“Don’t get me wrong Mom, you know blue is one of my favorite
colors. But there is so much more than teal, baby blue, royal and
navy...”
I smiled to myself and thought how many times I’d been shopping only to
find blue my only choice. And blue is not one of my favorites.
Two days later I was in a meeting with a prospective client.
One of the senior marketers in the room asked a very thoughtful question.
“If
those of us making the decisions here are a bunch of people in management and
not necessarily reflective of the people making purchases, should we ask those
shoppers to do the design for us?”
The answer was, “No.”
Sure, those shoppers know what they like. But so much of that is
influenced by what they’ve seen. Importantly they cannot anticipate or
appreciate a company’s vision for the future, for innovation or for newness.

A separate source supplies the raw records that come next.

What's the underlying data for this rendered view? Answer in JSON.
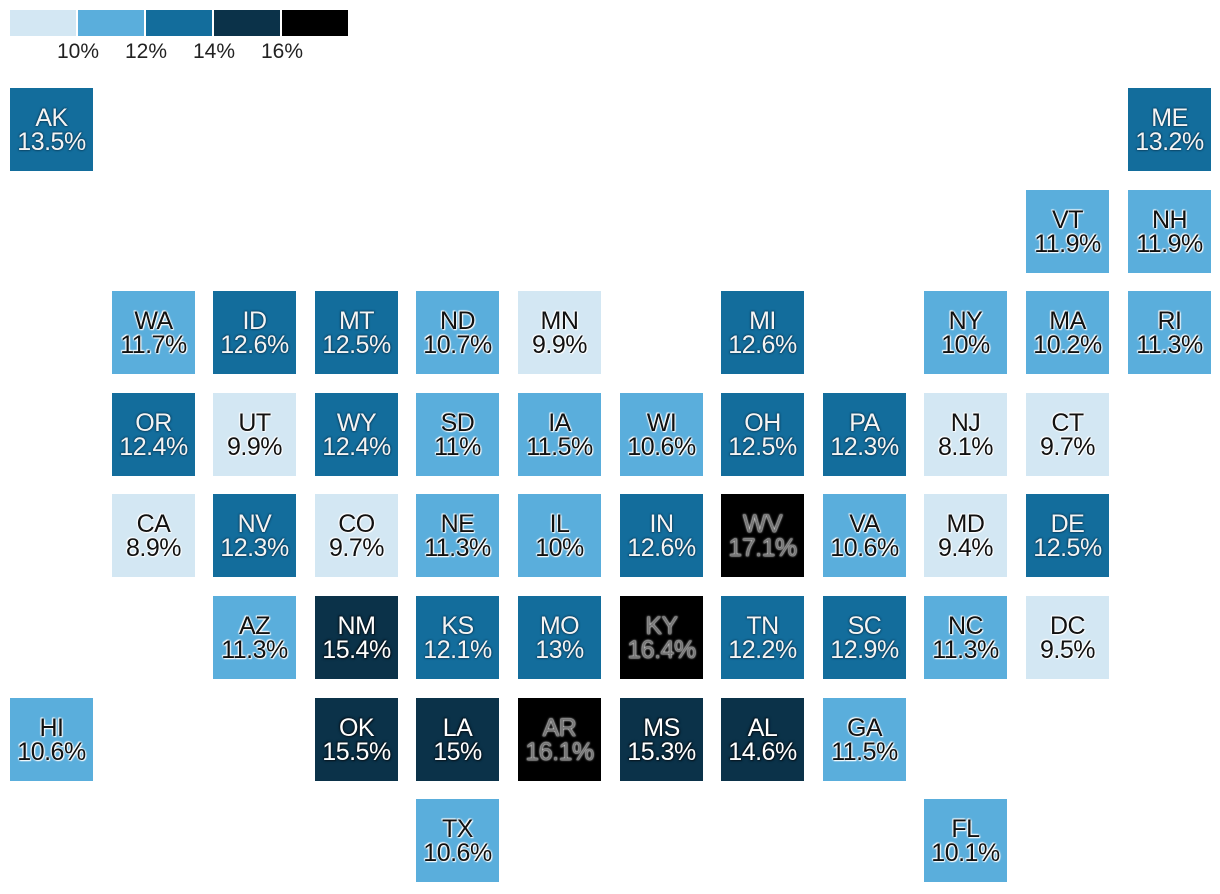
{
  "legend": {
    "colors": [
      "#d3e7f3",
      "#5aaedc",
      "#136d9c",
      "#0b3249",
      "#000000"
    ],
    "ticks": [
      "10%",
      "12%",
      "14%",
      "16%"
    ]
  },
  "states": [
    {
      "abbr": "AK",
      "value": "13.5%",
      "color": "#136d9c",
      "col": 0,
      "row": 0
    },
    {
      "abbr": "ME",
      "value": "13.2%",
      "color": "#136d9c",
      "col": 11,
      "row": 0
    },
    {
      "abbr": "VT",
      "value": "11.9%",
      "color": "#5aaedc",
      "col": 10,
      "row": 1
    },
    {
      "abbr": "NH",
      "value": "11.9%",
      "color": "#5aaedc",
      "col": 11,
      "row": 1
    },
    {
      "abbr": "WA",
      "value": "11.7%",
      "color": "#5aaedc",
      "col": 1,
      "row": 2
    },
    {
      "abbr": "ID",
      "value": "12.6%",
      "color": "#136d9c",
      "col": 2,
      "row": 2
    },
    {
      "abbr": "MT",
      "value": "12.5%",
      "color": "#136d9c",
      "col": 3,
      "row": 2
    },
    {
      "abbr": "ND",
      "value": "10.7%",
      "color": "#5aaedc",
      "col": 4,
      "row": 2
    },
    {
      "abbr": "MN",
      "value": "9.9%",
      "color": "#d3e7f3",
      "col": 5,
      "row": 2
    },
    {
      "abbr": "MI",
      "value": "12.6%",
      "color": "#136d9c",
      "col": 7,
      "row": 2
    },
    {
      "abbr": "NY",
      "value": "10%",
      "color": "#5aaedc",
      "col": 9,
      "row": 2
    },
    {
      "abbr": "MA",
      "value": "10.2%",
      "color": "#5aaedc",
      "col": 10,
      "row": 2
    },
    {
      "abbr": "RI",
      "value": "11.3%",
      "color": "#5aaedc",
      "col": 11,
      "row": 2
    },
    {
      "abbr": "OR",
      "value": "12.4%",
      "color": "#136d9c",
      "col": 1,
      "row": 3
    },
    {
      "abbr": "UT",
      "value": "9.9%",
      "color": "#d3e7f3",
      "col": 2,
      "row": 3
    },
    {
      "abbr": "WY",
      "value": "12.4%",
      "color": "#136d9c",
      "col": 3,
      "row": 3
    },
    {
      "abbr": "SD",
      "value": "11%",
      "color": "#5aaedc",
      "col": 4,
      "row": 3
    },
    {
      "abbr": "IA",
      "value": "11.5%",
      "color": "#5aaedc",
      "col": 5,
      "row": 3
    },
    {
      "abbr": "WI",
      "value": "10.6%",
      "color": "#5aaedc",
      "col": 6,
      "row": 3
    },
    {
      "abbr": "OH",
      "value": "12.5%",
      "color": "#136d9c",
      "col": 7,
      "row": 3
    },
    {
      "abbr": "PA",
      "value": "12.3%",
      "color": "#136d9c",
      "col": 8,
      "row": 3
    },
    {
      "abbr": "NJ",
      "value": "8.1%",
      "color": "#d3e7f3",
      "col": 9,
      "row": 3
    },
    {
      "abbr": "CT",
      "value": "9.7%",
      "color": "#d3e7f3",
      "col": 10,
      "row": 3
    },
    {
      "abbr": "CA",
      "value": "8.9%",
      "color": "#d3e7f3",
      "col": 1,
      "row": 4
    },
    {
      "abbr": "NV",
      "value": "12.3%",
      "color": "#136d9c",
      "col": 2,
      "row": 4
    },
    {
      "abbr": "CO",
      "value": "9.7%",
      "color": "#d3e7f3",
      "col": 3,
      "row": 4
    },
    {
      "abbr": "NE",
      "value": "11.3%",
      "color": "#5aaedc",
      "col": 4,
      "row": 4
    },
    {
      "abbr": "IL",
      "value": "10%",
      "color": "#5aaedc",
      "col": 5,
      "row": 4
    },
    {
      "abbr": "IN",
      "value": "12.6%",
      "color": "#136d9c",
      "col": 6,
      "row": 4
    },
    {
      "abbr": "WV",
      "value": "17.1%",
      "color": "#000000",
      "col": 7,
      "row": 4
    },
    {
      "abbr": "VA",
      "value": "10.6%",
      "color": "#5aaedc",
      "col": 8,
      "row": 4
    },
    {
      "abbr": "MD",
      "value": "9.4%",
      "color": "#d3e7f3",
      "col": 9,
      "row": 4
    },
    {
      "abbr": "DE",
      "value": "12.5%",
      "color": "#136d9c",
      "col": 10,
      "row": 4
    },
    {
      "abbr": "AZ",
      "value": "11.3%",
      "color": "#5aaedc",
      "col": 2,
      "row": 5
    },
    {
      "abbr": "NM",
      "value": "15.4%",
      "color": "#0b3249",
      "col": 3,
      "row": 5
    },
    {
      "abbr": "KS",
      "value": "12.1%",
      "color": "#136d9c",
      "col": 4,
      "row": 5
    },
    {
      "abbr": "MO",
      "value": "13%",
      "color": "#136d9c",
      "col": 5,
      "row": 5
    },
    {
      "abbr": "KY",
      "value": "16.4%",
      "color": "#000000",
      "col": 6,
      "row": 5
    },
    {
      "abbr": "TN",
      "value": "12.2%",
      "color": "#136d9c",
      "col": 7,
      "row": 5
    },
    {
      "abbr": "SC",
      "value": "12.9%",
      "color": "#136d9c",
      "col": 8,
      "row": 5
    },
    {
      "abbr": "NC",
      "value": "11.3%",
      "color": "#5aaedc",
      "col": 9,
      "row": 5
    },
    {
      "abbr": "DC",
      "value": "9.5%",
      "color": "#d3e7f3",
      "col": 10,
      "row": 5
    },
    {
      "abbr": "HI",
      "value": "10.6%",
      "color": "#5aaedc",
      "col": 0,
      "row": 6
    },
    {
      "abbr": "OK",
      "value": "15.5%",
      "color": "#0b3249",
      "col": 3,
      "row": 6
    },
    {
      "abbr": "LA",
      "value": "15%",
      "color": "#0b3249",
      "col": 4,
      "row": 6
    },
    {
      "abbr": "AR",
      "value": "16.1%",
      "color": "#000000",
      "col": 5,
      "row": 6
    },
    {
      "abbr": "MS",
      "value": "15.3%",
      "color": "#0b3249",
      "col": 6,
      "row": 6
    },
    {
      "abbr": "AL",
      "value": "14.6%",
      "color": "#0b3249",
      "col": 7,
      "row": 6
    },
    {
      "abbr": "GA",
      "value": "11.5%",
      "color": "#5aaedc",
      "col": 8,
      "row": 6
    },
    {
      "abbr": "TX",
      "value": "10.6%",
      "color": "#5aaedc",
      "col": 4,
      "row": 7
    },
    {
      "abbr": "FL",
      "value": "10.1%",
      "color": "#5aaedc",
      "col": 9,
      "row": 7
    }
  ]
}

Couple that with the fact that in general people are creatures of habit. This
means that we will typically gravitate to the known, the comfortable. This
isn’t necessarily bad. However, it doesn’t provide the opportunity to stretch
and find new expression.
And so the cycle perpetuates. We like blue. It’s
comfortable. And thus our
choices remain blue. Unfortunately this is the danger of having all of us be
the designer. In the end, it doesn’t allow much opportunity to express a unique
point of view in the final execution.
Perhaps that’s why we see so much blue out there.